С одной стороны, марксисты, конечно же, признавали, что тогдашние получеловеки сбивались в стада от слабости, от неприспособленности, от страха перед непознанностью и непознаваемостью окружающего мира. А все-таки марксистам, думается мне, приятно было сознавать, что в основе нашего бытия лежало именно о б о б щ е с т в — л е н и е и м у щ е с т в а: разве сам этот факт не означал изначальности, органичности коммунистического сознания? Так что вроде бы человеку ничего иного и не оставалось, как, обойдя земной круг эволюции, вернуться — на высшем витке исторической спирали — к тотальному обобществлению собственности, то есть к коммунизму уже и с т и н н о м у, «научному» и одновременно все же утопически-благодатному, в некотором смысле «райскому» и в этом же смысле если не первобытному, то хотя бы первозданному.

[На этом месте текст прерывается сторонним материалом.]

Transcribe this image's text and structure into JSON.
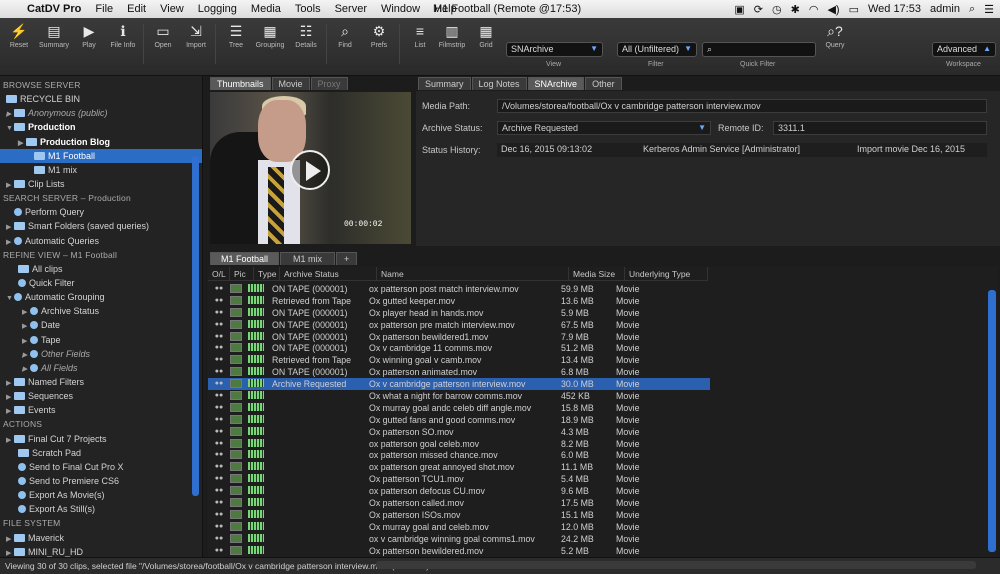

Геометрическая завершенность подобной схемы (а значит, и некая ее логическая «красота») завораживала не только приверженцев, но и вольнодумых скептиков, а порой даже прямых противников. Так что и им начинало казаться, будто социальность не может быть вынесена за скобки чисто социалистических теории и практики. Между тем социально ориентированными государствами — на свой, естественно, лад! — были и Ассирия, и Вавилон, и Древний Египет, и Древняя Греция, и Древний Рим. Что это, собственно говоря, такое — социально ориентированное государство? Держава, проявляющая серьезную, я бы сказал, заботу о своих малоимущих подданных. Не более, но и не менее… Так что вовсе уж «асоциальных» государств в природе вообще не существовало. Правда, коммунисты от Кампанеллы и до Ленина наполнили слово «забота» исключительно н р а в с т в е н н ы м содержанием, объявив меры характера прагматического (чтоб народ не бунтовал и от голода не вымирал!) Священной Целью всего общественного строя. Но от этого немного, увы, изменилось, а если уж и изменилось, то странным образом отнюдь не в лучшую сторону…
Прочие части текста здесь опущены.